Parmi les autres objectifs de la gamme, les standard lumineux 40 mm f/1.4 et 42 mm f/1.2 restent très appréciés et leur cote s'envole en conséquence. Les petits téléobjectifs sont également recherchés, mais en contrepartie les grand-angles ont du mal à trouver preneur. Inadaptés à la philosophie du Pen F?



En résumé


Qualités Défauts
Compacité Visée verticale (paysage)
Elégance Viseur sombre (Pen FT)
Gamme optique Bruit du miroir
Visée verticale (portrait) Imprécision de la cellule dans les basses lumières
Synchro flash à toutes les vitesses


Références


(1) CameraQuest: http://www.cameraquest.com/olypenf.htm
(2) http://kagakumyokundaisi.web.infoseek.co.jp/
(3) A propos de Yoshihisa Maitani: http://www.geocities.com/maitani_fan/maitani_pen.html
(4) http://www.olympus.co.jp/



Olympus-Pen F


De la part de Tristan Da Cunha :

J'ai lu avec beaucoup d'intérêt votre article très complet et bien écrit sur l'Olympus Pen, un appareil que j'affectionne particulièrement.

Je vous soumets ci-jointes deux photos que j'ai réalisées, que vous pouvez utiliser pour votre site si vous le désirez.
Ces photos montrent que l'on peut faire des images vraiment originales avec cet appareil en exploitant ses spécificités non comme des défauts, mais comme des qualités.


En effet, son format vertical d'origine permet de réaliser des photos panoramiques multi-images très facilement.

Ile Grande par Tristan Da Cunha

Et son petit format a l'avantage (pour ceux qui comme moi, aiment) de fournir des tirages plus granuleux que d'habitude, tout en gardant un haut piqué grâce aux optiques de qualité.

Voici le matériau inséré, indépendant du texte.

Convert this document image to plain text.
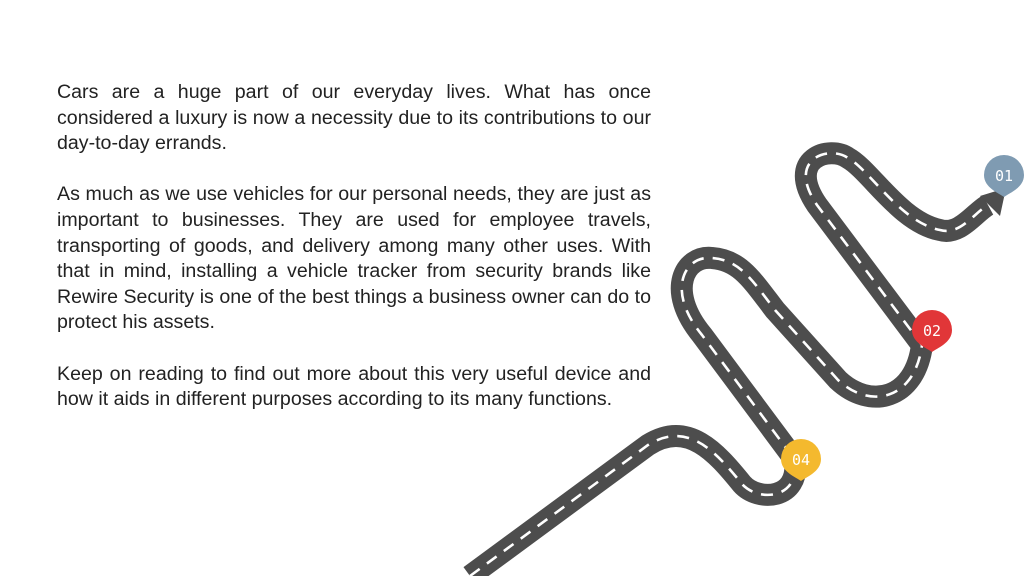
Cars are a huge part of our everyday lives. What has once considered a luxury is now a necessity due to its contributions to our day-to-day errands.

As much as we use vehicles for our personal needs, they are just as important to businesses. They are used for employee travels, transporting of goods, and delivery among many other uses. With that in mind, installing a vehicle tracker from security brands like Rewire Security is one of the best things a business owner can do to protect his assets.

Keep on reading to find out more about this very useful device and how it aids in different purposes according to its many functions.

01
02
04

En utilisant des films sensibles (1600 ISO par exemple), on obtient un rendu pictural très intéressant. J'ai également utilisé de l'infrarouge noir et blanc Kodak avec succès : le grain colossal est des plus intéressants.

Arbre sepia par Tristan Da Cunha

La venue des scanners pour film a donné un intérêt nouveau à cet appareil : finie la dictature des labos couleur grand public qui n'aimaient pas ce format hors normes!

On ne met pas assez souvent l'accent sur les possibilités qu'offre le format 18X24, car en effet, c'est surtout cela qui compte sur le Pen, et qui explique la raison de son succès encore aujourd'hui.

Au sujet de l'appareil lui-même, à noter que l'on peut se procurer sur le net l'adaptateur pour piles MR-9, qui réduit la tension de la pile standard SR-44 de 1,5 V à 1,35 V. Cela résoud le problème de la pile au mercure introuvable. Cela dit, il vaut mieux se méfier de la cellule du FT qui n'est pas fiable en basse lumière.